Spark Application

Spark in Discra

The ingestor and advisor servers are implemented on the Spark Streaming library, which provides a scalable, fault-tolerant stream processing system. In brief, the Spark programming model is centered around the resilient distributed datasets (RDDs) abstraction. RDDs are distributed, partitioned collections of objects that are manipulated through parallel transformations that, in our case, are algorithms that process flight states and conflict messages.

Spark Streaming

In Spark Streaming, there are multiple executors that each contain a receiver and a task processor. These executors are managed by a process manager/scheduler called a driver, which launches tasks and, if needed, broadcasts objects to the worker nodes.

Advisor Server

In the advisor server’s case, the Spark driver broadcasts policy objects, which contains the lookup table for the pairwise encounter MDP. Receivers buffer data streams in the executors’ memory and chop them up into periodic batches.

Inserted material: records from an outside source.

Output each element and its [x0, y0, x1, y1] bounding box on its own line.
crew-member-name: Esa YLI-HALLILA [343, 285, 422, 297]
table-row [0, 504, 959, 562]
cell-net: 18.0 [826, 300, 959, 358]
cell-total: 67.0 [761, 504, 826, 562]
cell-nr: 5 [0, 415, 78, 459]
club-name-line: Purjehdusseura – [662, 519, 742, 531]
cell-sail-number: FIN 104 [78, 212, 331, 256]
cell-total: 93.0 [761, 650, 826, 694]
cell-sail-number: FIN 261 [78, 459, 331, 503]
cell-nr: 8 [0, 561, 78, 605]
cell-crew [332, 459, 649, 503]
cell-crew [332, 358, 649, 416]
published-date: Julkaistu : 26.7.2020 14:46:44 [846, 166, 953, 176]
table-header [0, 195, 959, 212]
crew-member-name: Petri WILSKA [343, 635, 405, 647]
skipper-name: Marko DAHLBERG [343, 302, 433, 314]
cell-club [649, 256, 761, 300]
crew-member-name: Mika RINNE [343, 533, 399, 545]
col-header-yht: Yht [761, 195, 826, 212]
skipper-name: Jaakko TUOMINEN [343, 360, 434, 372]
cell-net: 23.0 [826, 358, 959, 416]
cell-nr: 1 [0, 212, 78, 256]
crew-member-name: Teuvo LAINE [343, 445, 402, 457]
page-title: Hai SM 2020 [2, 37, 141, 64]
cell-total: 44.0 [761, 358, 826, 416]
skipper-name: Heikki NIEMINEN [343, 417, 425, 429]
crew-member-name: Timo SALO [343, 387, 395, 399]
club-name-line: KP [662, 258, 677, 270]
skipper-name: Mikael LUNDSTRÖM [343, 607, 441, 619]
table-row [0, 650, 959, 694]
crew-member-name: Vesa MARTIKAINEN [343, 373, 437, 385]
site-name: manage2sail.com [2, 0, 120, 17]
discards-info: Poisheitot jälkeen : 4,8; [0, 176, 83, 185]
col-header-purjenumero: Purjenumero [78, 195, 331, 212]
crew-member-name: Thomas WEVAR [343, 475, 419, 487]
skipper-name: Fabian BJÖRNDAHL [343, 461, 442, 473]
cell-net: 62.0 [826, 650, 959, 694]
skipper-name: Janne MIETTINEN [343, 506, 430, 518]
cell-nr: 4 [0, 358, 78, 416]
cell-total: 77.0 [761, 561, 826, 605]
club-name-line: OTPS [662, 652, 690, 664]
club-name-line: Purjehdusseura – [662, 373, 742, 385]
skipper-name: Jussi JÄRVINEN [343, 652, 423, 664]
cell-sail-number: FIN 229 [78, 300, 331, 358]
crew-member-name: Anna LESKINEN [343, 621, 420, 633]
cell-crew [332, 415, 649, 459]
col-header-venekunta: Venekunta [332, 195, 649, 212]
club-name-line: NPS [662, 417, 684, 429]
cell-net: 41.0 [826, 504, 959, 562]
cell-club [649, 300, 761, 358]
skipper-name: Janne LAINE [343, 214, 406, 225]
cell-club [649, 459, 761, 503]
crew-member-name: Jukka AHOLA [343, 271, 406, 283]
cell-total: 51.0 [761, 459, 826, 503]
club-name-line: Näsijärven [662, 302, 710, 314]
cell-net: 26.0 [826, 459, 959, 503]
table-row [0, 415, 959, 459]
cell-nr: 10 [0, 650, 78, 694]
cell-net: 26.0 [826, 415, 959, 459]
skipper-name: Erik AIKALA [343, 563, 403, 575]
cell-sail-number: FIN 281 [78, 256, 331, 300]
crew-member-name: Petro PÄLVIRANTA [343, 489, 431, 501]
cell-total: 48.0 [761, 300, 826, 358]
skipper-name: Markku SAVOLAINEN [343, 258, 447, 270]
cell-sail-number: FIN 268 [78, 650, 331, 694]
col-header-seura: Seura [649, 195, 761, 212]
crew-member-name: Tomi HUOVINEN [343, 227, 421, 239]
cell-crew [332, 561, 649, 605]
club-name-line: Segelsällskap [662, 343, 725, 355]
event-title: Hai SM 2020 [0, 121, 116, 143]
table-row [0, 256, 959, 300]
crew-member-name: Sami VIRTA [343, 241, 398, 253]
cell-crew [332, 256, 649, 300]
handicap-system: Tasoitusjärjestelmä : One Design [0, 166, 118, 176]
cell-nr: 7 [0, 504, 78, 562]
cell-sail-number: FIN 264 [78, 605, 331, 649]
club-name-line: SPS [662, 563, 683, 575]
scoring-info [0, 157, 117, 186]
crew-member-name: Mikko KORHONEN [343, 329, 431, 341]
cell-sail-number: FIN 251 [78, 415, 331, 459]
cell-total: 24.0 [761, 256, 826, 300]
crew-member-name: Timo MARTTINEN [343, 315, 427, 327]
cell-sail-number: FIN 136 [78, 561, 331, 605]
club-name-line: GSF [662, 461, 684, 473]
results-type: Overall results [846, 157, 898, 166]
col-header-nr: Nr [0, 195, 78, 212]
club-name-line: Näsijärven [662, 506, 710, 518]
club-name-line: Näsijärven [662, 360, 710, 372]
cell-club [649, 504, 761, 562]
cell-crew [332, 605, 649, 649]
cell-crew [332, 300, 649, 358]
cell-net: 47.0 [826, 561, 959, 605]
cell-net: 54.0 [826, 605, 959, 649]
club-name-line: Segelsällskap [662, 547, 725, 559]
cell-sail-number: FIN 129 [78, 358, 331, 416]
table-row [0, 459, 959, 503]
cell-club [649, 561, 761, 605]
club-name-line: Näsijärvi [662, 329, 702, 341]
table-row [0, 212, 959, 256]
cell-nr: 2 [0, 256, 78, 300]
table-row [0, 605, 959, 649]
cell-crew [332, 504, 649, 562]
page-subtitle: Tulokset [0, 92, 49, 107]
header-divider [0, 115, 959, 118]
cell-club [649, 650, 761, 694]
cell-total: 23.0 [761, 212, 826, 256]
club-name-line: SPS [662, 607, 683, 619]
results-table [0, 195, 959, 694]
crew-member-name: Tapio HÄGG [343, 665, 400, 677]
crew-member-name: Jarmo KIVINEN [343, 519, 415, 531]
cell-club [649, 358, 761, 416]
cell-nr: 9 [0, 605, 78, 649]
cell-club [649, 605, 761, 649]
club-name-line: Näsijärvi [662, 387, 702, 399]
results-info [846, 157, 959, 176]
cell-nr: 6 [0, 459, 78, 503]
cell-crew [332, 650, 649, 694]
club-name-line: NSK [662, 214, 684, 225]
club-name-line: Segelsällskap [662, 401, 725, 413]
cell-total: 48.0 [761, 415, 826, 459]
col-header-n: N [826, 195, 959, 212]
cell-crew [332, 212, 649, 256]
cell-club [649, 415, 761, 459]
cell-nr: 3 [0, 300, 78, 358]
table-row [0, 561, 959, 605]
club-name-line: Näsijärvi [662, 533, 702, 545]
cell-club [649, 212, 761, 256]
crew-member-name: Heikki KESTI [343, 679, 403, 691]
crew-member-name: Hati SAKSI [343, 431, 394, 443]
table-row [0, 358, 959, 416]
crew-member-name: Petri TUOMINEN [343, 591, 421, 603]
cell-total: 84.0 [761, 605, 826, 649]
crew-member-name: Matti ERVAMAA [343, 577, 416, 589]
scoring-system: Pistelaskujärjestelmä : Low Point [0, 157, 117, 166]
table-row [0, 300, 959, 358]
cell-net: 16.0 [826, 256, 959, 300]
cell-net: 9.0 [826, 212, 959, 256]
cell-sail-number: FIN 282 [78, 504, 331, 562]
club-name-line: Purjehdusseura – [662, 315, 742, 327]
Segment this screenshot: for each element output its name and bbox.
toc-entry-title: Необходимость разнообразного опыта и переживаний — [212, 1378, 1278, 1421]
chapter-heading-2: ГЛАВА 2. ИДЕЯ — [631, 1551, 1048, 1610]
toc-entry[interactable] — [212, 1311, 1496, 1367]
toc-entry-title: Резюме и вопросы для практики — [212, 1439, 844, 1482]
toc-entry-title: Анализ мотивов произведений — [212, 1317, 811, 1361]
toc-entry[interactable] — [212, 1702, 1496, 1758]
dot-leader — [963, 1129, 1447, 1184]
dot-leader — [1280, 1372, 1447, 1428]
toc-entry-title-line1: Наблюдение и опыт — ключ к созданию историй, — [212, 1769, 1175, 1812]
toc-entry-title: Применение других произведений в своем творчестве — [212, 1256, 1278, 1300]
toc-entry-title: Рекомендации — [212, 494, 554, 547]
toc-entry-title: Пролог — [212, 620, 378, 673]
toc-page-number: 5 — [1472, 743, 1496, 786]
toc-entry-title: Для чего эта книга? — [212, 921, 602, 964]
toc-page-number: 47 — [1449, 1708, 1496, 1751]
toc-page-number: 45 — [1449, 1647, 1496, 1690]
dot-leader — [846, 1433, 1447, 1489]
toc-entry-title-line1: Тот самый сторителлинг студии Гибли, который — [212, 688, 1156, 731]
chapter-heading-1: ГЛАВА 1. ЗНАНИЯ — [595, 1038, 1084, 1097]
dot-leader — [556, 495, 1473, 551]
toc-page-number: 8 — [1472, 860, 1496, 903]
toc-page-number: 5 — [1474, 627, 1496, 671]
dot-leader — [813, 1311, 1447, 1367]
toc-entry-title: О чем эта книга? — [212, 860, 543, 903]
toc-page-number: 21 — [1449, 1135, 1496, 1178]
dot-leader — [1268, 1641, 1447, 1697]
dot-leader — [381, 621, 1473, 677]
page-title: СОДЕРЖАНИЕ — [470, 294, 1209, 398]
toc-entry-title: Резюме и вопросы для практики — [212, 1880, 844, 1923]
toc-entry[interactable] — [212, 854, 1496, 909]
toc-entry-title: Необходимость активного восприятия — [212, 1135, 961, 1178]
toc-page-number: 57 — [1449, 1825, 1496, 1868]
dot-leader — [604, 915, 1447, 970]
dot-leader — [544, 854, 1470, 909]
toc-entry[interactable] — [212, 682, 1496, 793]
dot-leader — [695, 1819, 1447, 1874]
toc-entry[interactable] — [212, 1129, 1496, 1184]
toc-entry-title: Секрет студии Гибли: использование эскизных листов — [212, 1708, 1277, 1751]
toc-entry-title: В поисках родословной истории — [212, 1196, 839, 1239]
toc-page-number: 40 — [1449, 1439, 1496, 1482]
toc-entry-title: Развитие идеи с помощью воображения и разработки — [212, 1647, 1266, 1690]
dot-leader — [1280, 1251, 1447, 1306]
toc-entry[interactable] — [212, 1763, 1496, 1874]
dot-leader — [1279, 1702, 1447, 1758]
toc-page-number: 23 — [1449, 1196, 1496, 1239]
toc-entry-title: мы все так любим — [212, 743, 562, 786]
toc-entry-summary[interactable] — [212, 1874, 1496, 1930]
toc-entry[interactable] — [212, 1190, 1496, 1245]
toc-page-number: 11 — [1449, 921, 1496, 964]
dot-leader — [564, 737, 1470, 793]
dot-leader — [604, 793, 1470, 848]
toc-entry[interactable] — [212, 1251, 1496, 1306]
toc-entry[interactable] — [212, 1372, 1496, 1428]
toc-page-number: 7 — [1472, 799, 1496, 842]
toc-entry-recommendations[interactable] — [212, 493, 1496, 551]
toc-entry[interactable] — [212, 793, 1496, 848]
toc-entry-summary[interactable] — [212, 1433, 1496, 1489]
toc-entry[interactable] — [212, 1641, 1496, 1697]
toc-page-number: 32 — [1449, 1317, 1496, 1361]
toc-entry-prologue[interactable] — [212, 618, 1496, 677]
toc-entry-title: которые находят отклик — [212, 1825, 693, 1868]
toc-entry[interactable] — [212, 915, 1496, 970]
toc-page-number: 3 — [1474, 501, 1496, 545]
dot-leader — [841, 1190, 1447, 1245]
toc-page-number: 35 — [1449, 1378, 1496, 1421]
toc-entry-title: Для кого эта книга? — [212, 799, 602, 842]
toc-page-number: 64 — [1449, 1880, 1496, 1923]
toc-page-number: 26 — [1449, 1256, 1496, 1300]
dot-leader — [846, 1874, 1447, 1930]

These periodic batches are implemented as an infinite stream of RDDs, which contain flight state XML objects from the UTM client server and formatted JSON conflict messages from the ingestor server. Once these RDDs are created, the Spark driver launches and delegates tasks to worker nodes.

Each task consists of multiple objects that are processed by the worker node they are buffered in. The multiple worker nodes in the Spark processing engine then processes these batches of data based on a user-defined algorithm that, in our case, tracks aircraft and resolves conflicts on our ingestor and advisor servers, respectively.

The figure below illustrates this computing model for the advisor Spark application.

_images/spark.png

Running Spark

Unlike Kafka, everything that needs to run the Spark application already exists in the repository. You can simply run the application from IntelliJ IDEA by clicking the run button from the right-click drop-down menu on the files found at

  1. [discra-root]/src/advisor/src/test/scala/spark/driver/Test.scala
  2. [discra-root]/src/ingestor/src/test/scala/ingestor/Test.scala
  3. [discra-root]/src/simulator/src/test/scala/simulator/Test.scala

Note that you need to run these applications in that order, otherwise the simulator server will be sending flight state updates with no server listening and processing that information.